I dont know why I did it, hope I dont regret it. Just a play on a beaten down languishing over sized tech stock but once those magic words of AI came out ... well, we will see... hope I dont regret it. Hoping for short term, not long, just didnt want money sitting on the side. I have had Apple symbol on my smart phone for years now, never bought it. My gut says they have real issues but the P/E reflects that for a tech stock.

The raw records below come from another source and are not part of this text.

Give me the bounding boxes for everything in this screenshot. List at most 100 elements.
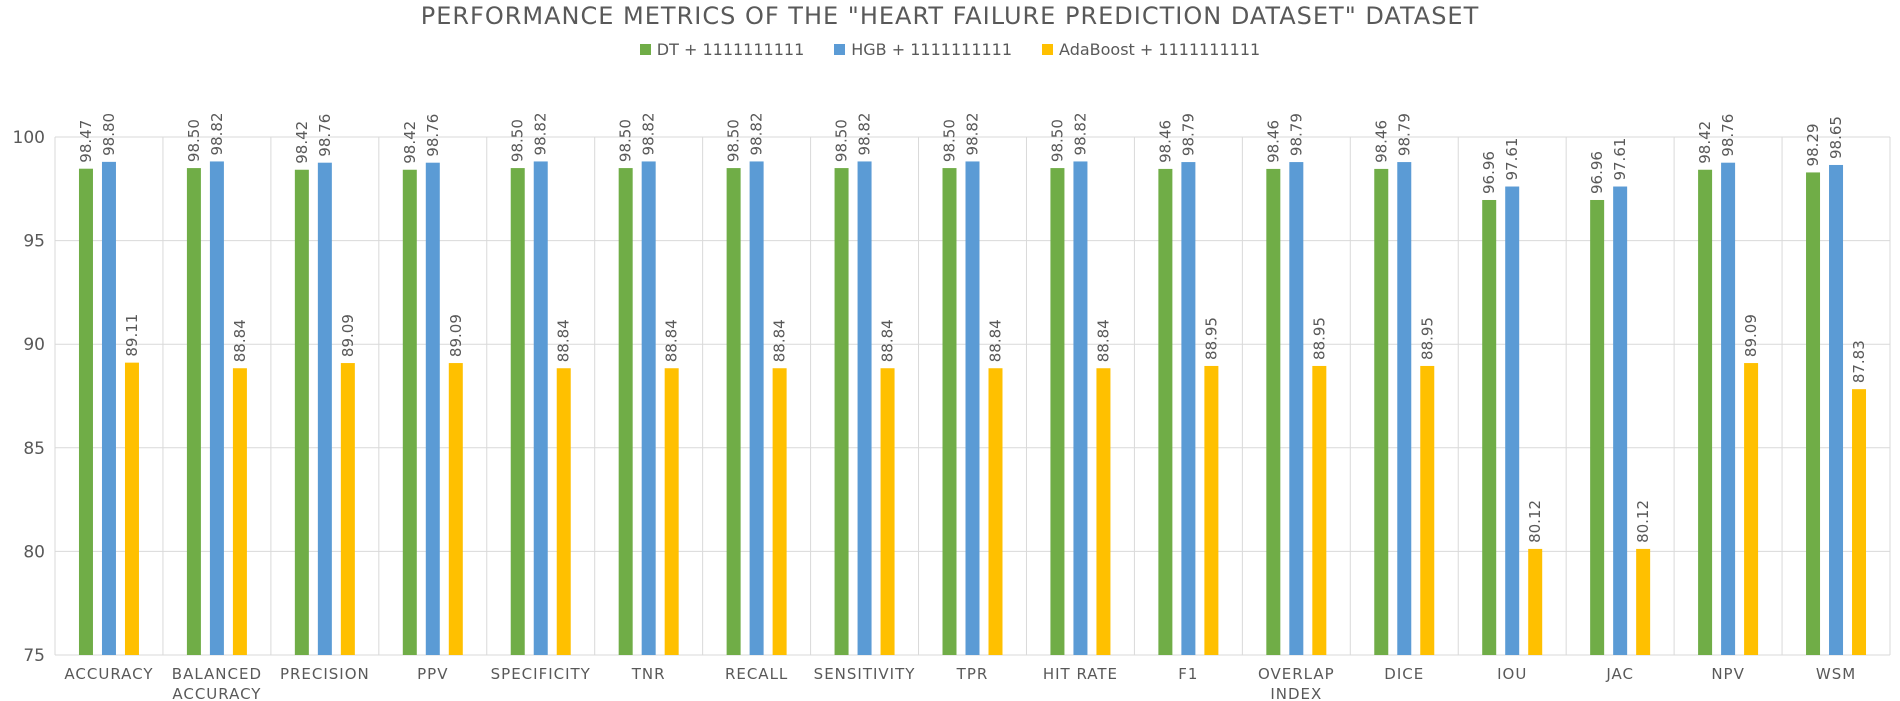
x-tick-label-line: F1 bbox=[1178, 665, 1198, 683]
data-label: 98.82 bbox=[964, 112, 982, 155]
x-tick-label-line: RECALL bbox=[725, 665, 788, 683]
bar-1-7 bbox=[857, 161, 872, 656]
bar-2-2 bbox=[340, 363, 355, 655]
bar-0-11 bbox=[1266, 168, 1281, 655]
bar-1-5 bbox=[641, 161, 656, 656]
x-tick-label: PPV bbox=[417, 665, 448, 683]
bar-0-6 bbox=[726, 168, 741, 655]
bar-2-5 bbox=[664, 368, 679, 655]
legend-swatch-hgb bbox=[834, 44, 846, 55]
data-label: 98.80 bbox=[100, 113, 118, 156]
data-label: 98.42 bbox=[293, 121, 311, 164]
x-tick-label-line: BALANCED bbox=[172, 665, 262, 683]
data-label: 80.12 bbox=[1526, 500, 1544, 543]
legend-swatch-adaboost bbox=[1042, 44, 1054, 55]
x-tick-label-line: TPR bbox=[956, 665, 989, 683]
bar-0-8 bbox=[942, 168, 957, 655]
data-label: 98.46 bbox=[1264, 120, 1282, 163]
x-tick-label-line: INDEX bbox=[1270, 685, 1322, 701]
x-tick-label-line: JAC bbox=[1605, 665, 1634, 683]
bar-0-9 bbox=[1050, 168, 1065, 655]
bar-2-9 bbox=[1096, 368, 1111, 655]
bar-2-14 bbox=[1636, 548, 1651, 655]
data-label: 98.82 bbox=[640, 112, 658, 155]
data-label: 98.79 bbox=[1287, 113, 1305, 156]
data-label: 88.84 bbox=[231, 319, 249, 362]
data-label: 88.84 bbox=[555, 319, 573, 362]
legend-item-adaboost: AdaBoost + 1111111111 bbox=[1042, 40, 1260, 59]
legend-item-hgb: HGB + 1111111111 bbox=[834, 40, 1012, 59]
bar-0-7 bbox=[834, 168, 849, 655]
bar-1-15 bbox=[1721, 162, 1736, 655]
x-tick-label: HIT RATE bbox=[1043, 665, 1118, 683]
bar-0-2 bbox=[294, 169, 309, 655]
x-tick-label: JAC bbox=[1605, 665, 1634, 683]
data-label: 88.84 bbox=[663, 319, 681, 362]
y-tick-label: 80 bbox=[23, 542, 45, 562]
bar-1-11 bbox=[1289, 162, 1304, 655]
data-label: 98.82 bbox=[856, 112, 874, 155]
bar-2-0 bbox=[124, 362, 139, 655]
data-label: 98.82 bbox=[532, 112, 550, 155]
x-tick-label: WSM bbox=[1816, 665, 1856, 683]
data-label: 88.95 bbox=[1310, 317, 1328, 360]
data-label: 98.82 bbox=[748, 112, 766, 155]
legend-item-dt: DT + 1111111111 bbox=[639, 40, 805, 59]
bar-2-3 bbox=[448, 363, 463, 655]
bar-2-10 bbox=[1204, 365, 1219, 655]
x-tick-label: OVERLAP INDEX bbox=[1258, 665, 1335, 701]
bar-0-14 bbox=[1590, 199, 1605, 655]
bar-0-0 bbox=[78, 168, 93, 655]
x-tick-label-line: HIT RATE bbox=[1043, 665, 1118, 683]
legend: DT + 1111111111 HGB + 1111111111 AdaBoos… bbox=[0, 40, 1900, 59]
data-label: 88.95 bbox=[1202, 317, 1220, 360]
x-tick-label: BALANCED ACCURACY bbox=[172, 665, 262, 701]
x-tick-label: IOU bbox=[1497, 665, 1527, 683]
bar-0-5 bbox=[618, 168, 633, 655]
data-label: 96.96 bbox=[1480, 151, 1498, 194]
bar-2-12 bbox=[1420, 365, 1435, 655]
x-tick-label-line: WSM bbox=[1816, 665, 1856, 683]
data-label: 98.29 bbox=[1804, 123, 1822, 166]
x-tick-label-line: ACCURACY bbox=[172, 685, 261, 701]
x-tick-label-line: SENSITIVITY bbox=[814, 665, 916, 683]
data-label: 98.50 bbox=[833, 119, 851, 162]
bar-1-9 bbox=[1073, 161, 1088, 656]
legend-label-dt: DT + 1111111111 bbox=[656, 40, 805, 59]
bar-0-12 bbox=[1374, 168, 1389, 655]
bar-2-15 bbox=[1744, 363, 1759, 655]
x-tick-label: TPR bbox=[956, 665, 989, 683]
bar-1-13 bbox=[1505, 186, 1520, 655]
x-tick-label: NPV bbox=[1711, 665, 1745, 683]
data-label: 88.84 bbox=[879, 319, 897, 362]
bar-2-6 bbox=[772, 368, 787, 655]
x-tick-label-line: DICE bbox=[1384, 665, 1424, 683]
data-label: 88.84 bbox=[771, 319, 789, 362]
x-tick-label: TNR bbox=[631, 665, 666, 683]
data-label: 98.46 bbox=[1156, 120, 1174, 163]
data-label: 98.46 bbox=[1372, 120, 1390, 163]
x-tick-label: SPECIFICITY bbox=[491, 665, 591, 683]
x-tick-label: SENSITIVITY bbox=[814, 665, 916, 683]
bar-2-11 bbox=[1312, 365, 1327, 655]
bar-1-12 bbox=[1397, 162, 1412, 655]
data-label: 98.50 bbox=[617, 119, 635, 162]
legend-label-hgb: HGB + 1111111111 bbox=[851, 40, 1013, 59]
x-tick-label: DICE bbox=[1384, 665, 1424, 683]
data-label: 98.50 bbox=[725, 119, 743, 162]
bar-1-0 bbox=[101, 161, 116, 655]
bar-0-13 bbox=[1482, 199, 1497, 655]
data-label: 98.79 bbox=[1179, 113, 1197, 156]
data-label: 89.09 bbox=[339, 314, 357, 357]
data-label: 97.61 bbox=[1503, 138, 1521, 181]
bar-0-4 bbox=[510, 168, 525, 655]
data-label: 96.96 bbox=[1588, 151, 1606, 194]
bar-1-2 bbox=[317, 162, 332, 655]
x-tick-label-line: ACCURACY bbox=[64, 665, 153, 683]
x-tick-label-line: OVERLAP bbox=[1258, 665, 1335, 683]
data-label: 89.09 bbox=[1742, 314, 1760, 357]
data-label: 98.50 bbox=[509, 119, 527, 162]
bar-1-6 bbox=[749, 161, 764, 656]
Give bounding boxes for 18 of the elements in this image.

Figure it will give time for GM to maybe continue to get smacked down again, as they do so well, then maybe trade the APPL back to GM soon or never who knows.

Idiot? Yes__ or No ___

(I wish I jsut let the cash sit on the side for now, unless it goes up from here *LOL*)
 
I sold my Berkshire Hathaway yesterday and rolled the proceeds into Apple stock. Apple is down from its highs, but seems to be on the rebound. I started thinking about Apple products and their buyers. I have no particular love for their stuff, but a lot of people do. And I started thinking about those people. They can't afford a nice house. They can't afford a nice car. But they can afford a nice phone. So instead of buying a new car every two years, they buy a new phone. Likely an Apple.
 
JP said early on the path would be "bumpy" ahead. Now, he laments that no one wanted to belive him. I did BTW. "This" is very likely the bumps he referred to. No competent economist would predict changing economic conditions would move in a straight line. JP says we are still on course for cuts, probably fewer and later, but still coming. Those whose said "six cuts for 2024" months ago were WAY out there.

They did their best to parrot rate cuts and drive up these markets.

I hated that crap but benefited from the hype.
 
I wonder how many of those who convinced themselves that there will be no rate cuts at all are shorting the market. They should go big with a 3X bear fund.